By RACHAEL LONG / Photo submitted by Nelson Andrews
Brentwood officers joined members of the Brentwood Fire and Rescue team, and other officers in the area this morning to show their support for fallen Tennessee police officers.
According to Assistant Chief of Brentwood Police Tommy Walsh, family members of the officers along with members of the state Fraternal Order of Police (FOP) held a ceremony Friday morning in Nashville to honor the service of those fallen officers.
One of those honored today was Metro Nashville Police Officer Michael Petrina, who was killed on duty five years ago today, according to the Metro Nashville Police Department Facebook post. Petrina was fatally struck by a motorist on I-65 when the driver failed to move over.

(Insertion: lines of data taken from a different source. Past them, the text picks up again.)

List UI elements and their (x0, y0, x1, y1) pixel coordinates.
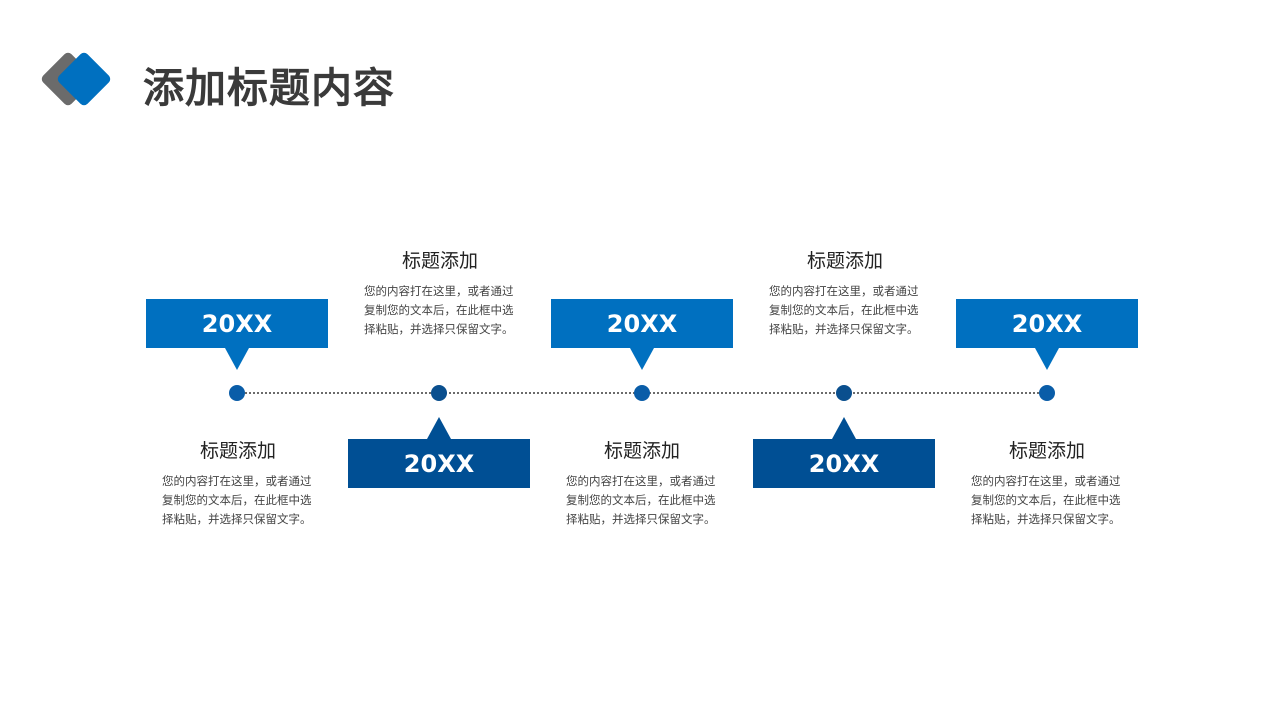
pointer-arrow-up-icon (832, 417, 856, 439)
pointer-arrow-down-icon (1035, 348, 1059, 370)
block-title: 标题添加 (1008, 440, 1085, 462)
year-box-4: 20XX (753, 417, 935, 488)
timeline-text-block-3: 标题添加 您的内容打在这里，或者通过复制您的文本后，在此框中选择粘贴，并选择只保… (562, 436, 722, 529)
block-body: 您的内容打在这里，或者通过复制您的文本后，在此框中选择粘贴，并选择只保留文字。 (364, 284, 514, 336)
timeline-text-block-1: 标题添加 您的内容打在这里，或者通过复制您的文本后，在此框中选择粘贴，并选择只保… (158, 436, 318, 529)
block-body: 您的内容打在这里，或者通过复制您的文本后，在此框中选择粘贴，并选择只保留文字。 (162, 474, 312, 526)
logo-icon (0, 0, 130, 130)
year-box-1: 20XX (146, 299, 328, 370)
timeline-dot (634, 385, 650, 401)
year-label: 20XX (201, 309, 273, 338)
timeline-text-block-5: 标题添加 您的内容打在这里，或者通过复制您的文本后，在此框中选择粘贴，并选择只保… (967, 436, 1127, 529)
pointer-arrow-down-icon (630, 348, 654, 370)
timeline-dot (229, 385, 245, 401)
year-label: 20XX (808, 449, 880, 478)
timeline-dot (431, 385, 447, 401)
year-box-3: 20XX (551, 299, 733, 370)
year-label: 20XX (606, 309, 678, 338)
year-label: 20XX (1011, 309, 1083, 338)
block-body: 您的内容打在这里，或者通过复制您的文本后，在此框中选择粘贴，并选择只保留文字。 (566, 474, 716, 526)
block-title: 标题添加 (199, 440, 276, 462)
year-box-2: 20XX (348, 417, 530, 488)
page-title: 添加标题内容 (143, 64, 395, 112)
block-title: 标题添加 (603, 440, 680, 462)
timeline-dot (836, 385, 852, 401)
block-body: 您的内容打在这里，或者通过复制您的文本后，在此框中选择粘贴，并选择只保留文字。 (769, 284, 919, 336)
timeline-dot (1039, 385, 1055, 401)
block-body: 您的内容打在这里，或者通过复制您的文本后，在此框中选择粘贴，并选择只保留文字。 (971, 474, 1121, 526)
year-box-5: 20XX (956, 299, 1138, 370)
block-title: 标题添加 (401, 250, 478, 272)
timeline-text-block-4: 标题添加 您的内容打在这里，或者通过复制您的文本后，在此框中选择粘贴，并选择只保… (765, 246, 925, 339)
pointer-arrow-down-icon (225, 348, 249, 370)
year-label: 20XX (403, 449, 475, 478)
block-title: 标题添加 (806, 250, 883, 272)
timeline-text-block-2: 标题添加 您的内容打在这里，或者通过复制您的文本后，在此框中选择粘贴，并选择只保… (360, 246, 520, 339)
pointer-arrow-up-icon (427, 417, 451, 439)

The procession of FOP and family was escorted from the Cool Springs Marriott hotel onto I-65, and then into Nashville by a group of area officers, including one Brentwood officer.
To honor the procession, Walsh said members of the Brentwood Fire and Rescue team decorated the Concord Road I-65 overpass with personnel and an American flag supported by a fire apparatus. It was also a way to show the family support from Brentwood’s first responders.

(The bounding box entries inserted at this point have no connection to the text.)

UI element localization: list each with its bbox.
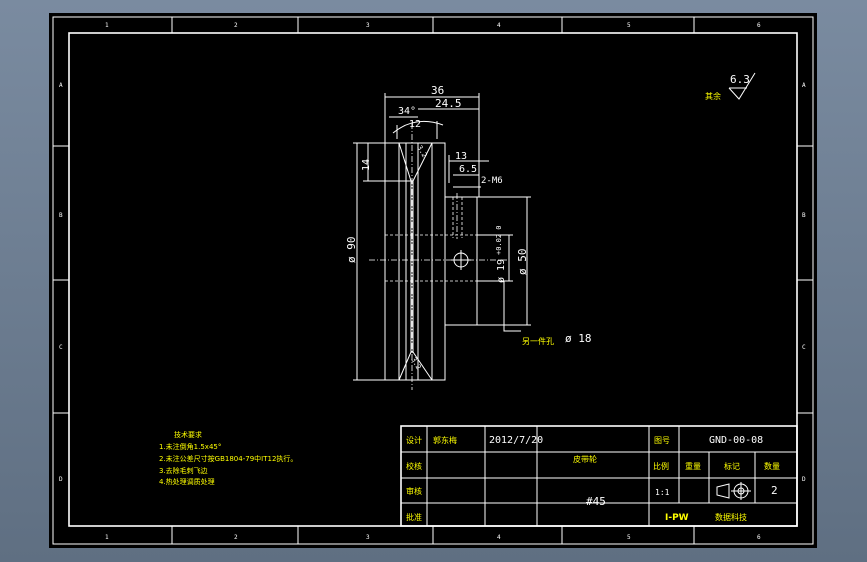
tb-approve-label: 批准 <box>406 512 422 522</box>
tb-mark-label: 标记 <box>724 461 740 471</box>
rim-outline <box>384 142 446 381</box>
tech-req-item-2: 2.未注公差尺寸按GB1804-79中IT12执行。 <box>159 454 297 463</box>
dimension-lines <box>353 93 531 381</box>
tb-review-label: 审核 <box>406 486 422 496</box>
projection-symbol <box>716 482 751 500</box>
roughness-value: 6.3 <box>730 73 750 86</box>
dim-hub-step2: 6.5 <box>459 164 477 175</box>
zone-label-right-c: C <box>802 344 806 351</box>
dim-hub-diameter: ø 50 <box>516 249 529 276</box>
dim-groove-angle: 34° <box>398 106 416 117</box>
groove-roughness-top: 3.2 <box>415 144 428 159</box>
tb-check-label: 校核 <box>406 461 422 471</box>
tb-drawing-no: GND-00-08 <box>709 435 763 446</box>
drawing-canvas: 1 2 3 4 5 6 1 2 3 4 5 6 A B C D A B C D … <box>52 16 814 545</box>
tb-company-logo: I-PW <box>665 513 689 523</box>
hub-outline <box>444 196 478 326</box>
title-block-frame <box>400 425 798 527</box>
dim-outer-diameter: ø 90 <box>345 237 358 264</box>
zone-label-top-3: 3 <box>366 22 370 29</box>
tb-qty-value: 2 <box>771 484 778 497</box>
zone-label-left-a: A <box>59 82 63 89</box>
tb-date: 2012/7/20 <box>489 435 543 446</box>
dim-groove-width: 12 <box>409 119 421 130</box>
title-block[interactable]: 设计 郭东梅 2012/7/20 校核 审核 批准 皮带轮 #45 图号 GND… <box>400 425 798 527</box>
pulley-section-view[interactable] <box>369 123 507 390</box>
tb-drawing-no-label: 图号 <box>654 436 670 445</box>
tb-qty-label: 数量 <box>764 461 780 471</box>
groove-roughness-bottom: 3.2 <box>409 356 422 371</box>
tb-material: #45 <box>586 495 606 508</box>
groove-top <box>398 142 433 182</box>
zone-label-right-b: B <box>802 212 806 219</box>
dim-tap: 2-M6 <box>481 176 503 186</box>
tech-requirements: 技术要求 1.未注倒角1.5x45° 2.未注公差尺寸按GB1804-79中IT… <box>159 430 297 486</box>
zone-label-bottom-4: 4 <box>497 534 501 541</box>
zone-label-right-d: D <box>802 476 806 483</box>
zone-label-right-a: A <box>802 82 806 89</box>
groove-bottom <box>398 351 433 381</box>
tech-req-title: 技术要求 <box>174 430 202 439</box>
dim-bore-tolerance: +0.02 0 <box>495 225 503 255</box>
zone-label-top-4: 4 <box>497 22 501 29</box>
dim-hub-offset: 24.5 <box>435 97 462 110</box>
tb-designer: 郭东梅 <box>433 435 457 445</box>
zone-label-bottom-1: 1 <box>105 534 109 541</box>
tb-part-name: 皮带轮 <box>573 454 597 464</box>
dim-overall-width: 36 <box>431 84 444 97</box>
roughness-prefix: 其余 <box>705 91 721 101</box>
zone-label-bottom-3: 3 <box>366 534 370 541</box>
zone-label-bottom-2: 2 <box>234 534 238 541</box>
zone-label-top-6: 6 <box>757 22 761 29</box>
tb-weight-label: 重量 <box>685 461 701 471</box>
zone-label-top-1: 1 <box>105 22 109 29</box>
tb-scale-value: 1:1 <box>655 488 670 497</box>
bore-note: ø 18 <box>565 332 592 345</box>
tech-req-item-4: 4.热处理调质处理 <box>159 477 215 486</box>
dim-hub-step: 13 <box>455 151 467 162</box>
zone-label-bottom-5: 5 <box>627 534 631 541</box>
tb-scale-label: 比例 <box>653 461 669 471</box>
zone-label-left-c: C <box>59 344 63 351</box>
drawing-sheet[interactable]: 1 2 3 4 5 6 1 2 3 4 5 6 A B C D A B C D … <box>49 13 817 548</box>
zone-label-left-d: D <box>59 476 63 483</box>
roughness-symbol <box>728 72 756 100</box>
tb-company-name: 数据科技 <box>715 512 747 522</box>
bore-note-prefix: 另一件孔 <box>522 336 554 346</box>
dim-groove-depth: 14 <box>361 159 372 171</box>
zone-ticks <box>53 17 813 544</box>
dim-bore-diameter: ø 19 <box>496 259 507 283</box>
tech-req-item-1: 1.未注倒角1.5x45° <box>159 442 221 451</box>
zone-label-top-5: 5 <box>627 22 631 29</box>
zone-label-top-2: 2 <box>234 22 238 29</box>
zone-label-bottom-6: 6 <box>757 534 761 541</box>
zone-label-left-b: B <box>59 212 63 219</box>
tech-req-item-3: 3.去除毛刺飞边 <box>159 466 208 475</box>
tb-design-label: 设计 <box>406 435 422 445</box>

Walsh said the officers helped ensure traffic could safely flow around the fire apparatus.
Nashville firefighters displayed a flag on a truck parked on an overpass just south of the junction of I-65 and I-40.
Newly elected City Commissioner Nelson Andrews said he was on his way back from a breakfast meeting in Cool Springs when he saw the Brentwood fire truck on the overpass. He pulled over to see what was going on, and Nelson said the scene was “really somber.”

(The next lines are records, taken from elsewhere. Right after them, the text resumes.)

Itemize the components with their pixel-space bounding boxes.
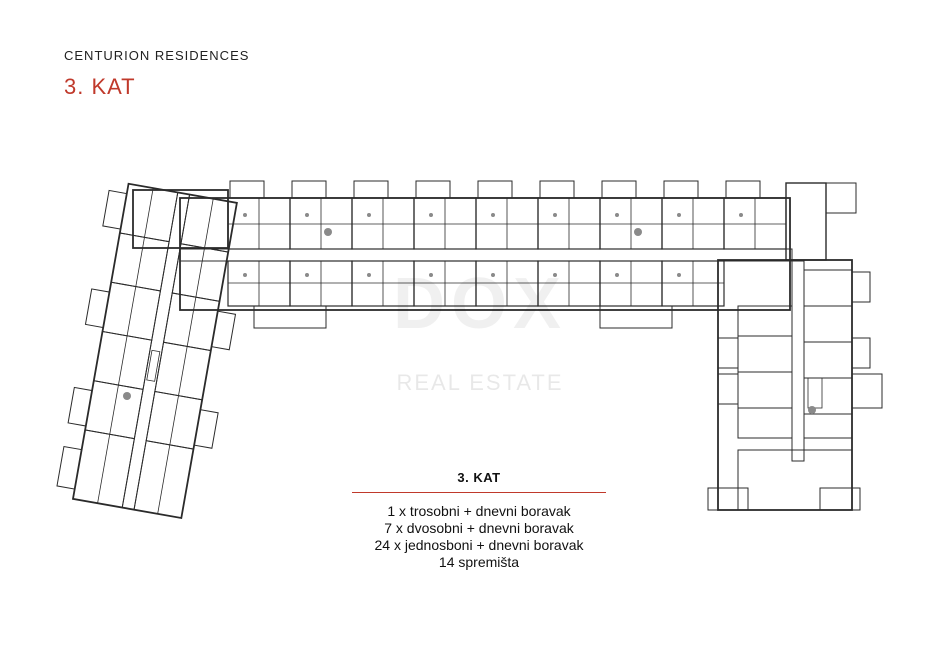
top-balconies [229,180,761,199]
page-brand: CENTURION RESIDENCES [64,48,250,63]
fixtures [123,213,816,414]
floor-legend: 3. KAT 1 x trosobni + dnevni boravak 7 x… [352,470,606,571]
top-wing-outline [179,197,791,311]
left-wing [56,182,238,520]
legend-line: 1 x trosobni + dnevni boravak [387,503,571,519]
right-stair [807,377,823,409]
left-stair [146,349,161,382]
legend-line: 7 x dvosobni + dnevni boravak [384,520,574,536]
legend-divider [352,492,606,493]
right-wing [707,182,883,511]
legend-line: 14 spremišta [438,554,520,570]
legend-title: 3. KAT [457,470,501,485]
legend-line: 24 x jednosboni + dnevni boravak [374,537,584,553]
lower-balconies [253,305,673,329]
lower-units [227,260,725,307]
page-title: 3. KAT [64,74,136,99]
top-wing-corridor [179,248,793,262]
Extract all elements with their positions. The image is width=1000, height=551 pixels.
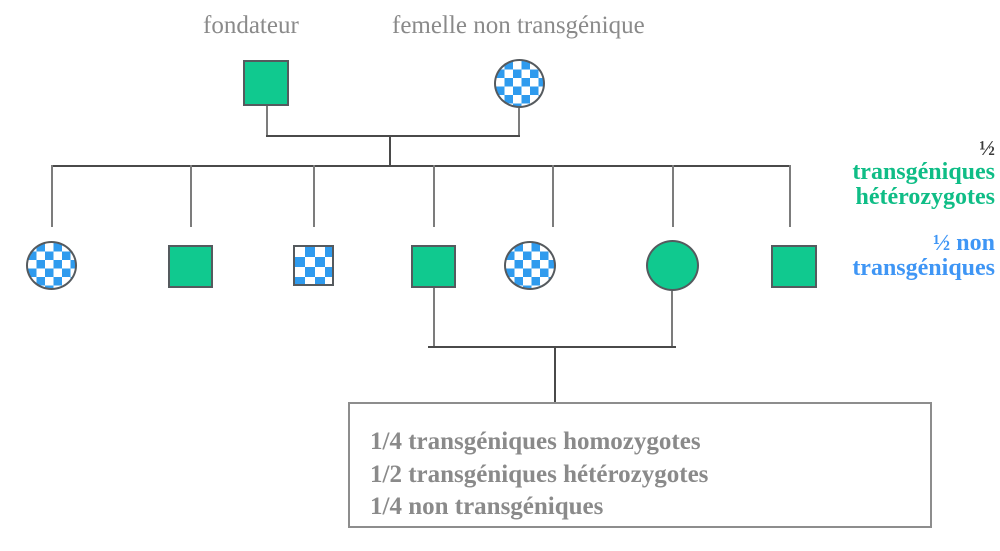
female-drop-line	[518, 108, 520, 136]
child-6-mating-drop	[671, 291, 673, 347]
outcome-line-1: 1/4 transgéniques homozygotes	[370, 428, 701, 455]
outcome-line-3: 1/4 non transgéniques	[370, 493, 604, 520]
founder-drop-line	[266, 106, 268, 136]
child-1-drop-line	[51, 165, 53, 227]
legend-non-transgenic-line1: non	[956, 230, 995, 256]
legend-non-transgenic-fraction: ½	[933, 230, 951, 255]
child-7-square-green	[771, 245, 817, 288]
child-4-mating-drop	[433, 288, 435, 347]
non-transgenic-female-label: femelle non transgénique	[392, 12, 645, 39]
child-1-circle-checker	[26, 241, 77, 290]
founder-male-square	[243, 60, 289, 106]
legend-heterozygous-fraction: ½	[979, 136, 995, 160]
outcome-line-2: 1/2 transgéniques hétérozygotes	[370, 460, 709, 488]
child-2-square-green	[168, 245, 213, 288]
child-4-square-green	[411, 245, 456, 288]
sibship-drop-gen1	[389, 135, 391, 167]
child-3-drop-line	[313, 165, 315, 227]
child-6-circle-green	[646, 240, 699, 291]
founder-label: fondateur	[203, 12, 299, 39]
mating-line-gen1	[266, 135, 520, 137]
child-3-square-checker	[293, 245, 334, 286]
offspring-drop-gen2	[554, 346, 556, 402]
child-2-drop-line	[190, 165, 192, 227]
sibship-line-gen2	[51, 165, 790, 167]
legend-heterozygous-line2: hétérozygotes	[855, 183, 996, 210]
child-7-drop-line	[789, 165, 791, 227]
legend-non-transgenic-line2: transgéniques	[852, 254, 995, 281]
legend-heterozygous-line1: transgéniques	[852, 158, 995, 185]
offspring-outcome-box: 1/4 transgéniques homozygotes 1/2 transg…	[348, 402, 932, 528]
child-4-drop-line	[433, 165, 435, 227]
non-transgenic-female-circle	[494, 59, 545, 108]
child-6-drop-line	[672, 165, 674, 227]
legend-heterozygous: ½ transgéniques hétérozygotes	[852, 136, 996, 210]
offspring-outcome-list: 1/4 transgéniques homozygotes 1/2 transg…	[370, 426, 708, 524]
child-5-circle-checker	[504, 241, 556, 290]
mating-line-gen2	[428, 346, 676, 348]
child-5-drop-line	[552, 165, 554, 227]
legend-non-transgenic: ½ non transgéniques	[852, 231, 995, 281]
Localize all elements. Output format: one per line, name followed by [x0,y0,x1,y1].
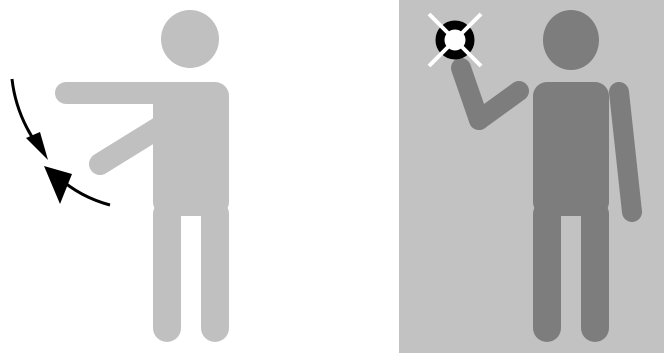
figure-head [161,10,219,68]
figure-lowered-arm [619,92,632,212]
panel-raised-hand-flash [399,0,664,353]
figure-left-leg [153,200,181,342]
figure-right-leg [581,200,609,342]
arm-motion-svg [0,0,399,353]
figure-head [543,10,599,70]
figure-right-leg [201,200,229,342]
raised-hand-flash-svg [399,0,664,353]
flashlight-signal-icon [429,14,481,66]
figure-torso [533,82,609,216]
panel-arm-motion [0,0,399,353]
figure-left-leg [533,200,561,342]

“It looked like someone had built a tower on the overpass because all the lights were on,” Andrews said. “It looked pretty amazing.”
When he pulled up on the scene, Andrews said members of the fire department were standing at attention across the top of the ladder truck.
“I was so grateful…to be able to acknowledge just the commitment the first responders make to our community,” Andrews said. “When they go to work — police, fire, all those folks — don’t necessarily know what they’re going to find, and they are fully committed to it.”
Andrews said it was a sobering reminder of what goes on in the community and the unknowns that first responders face every day.
“I’m just so proud that our Brentwood team was able to take part in honoring some folks who really made the ultimate sacrifice for our community,” Andrews said.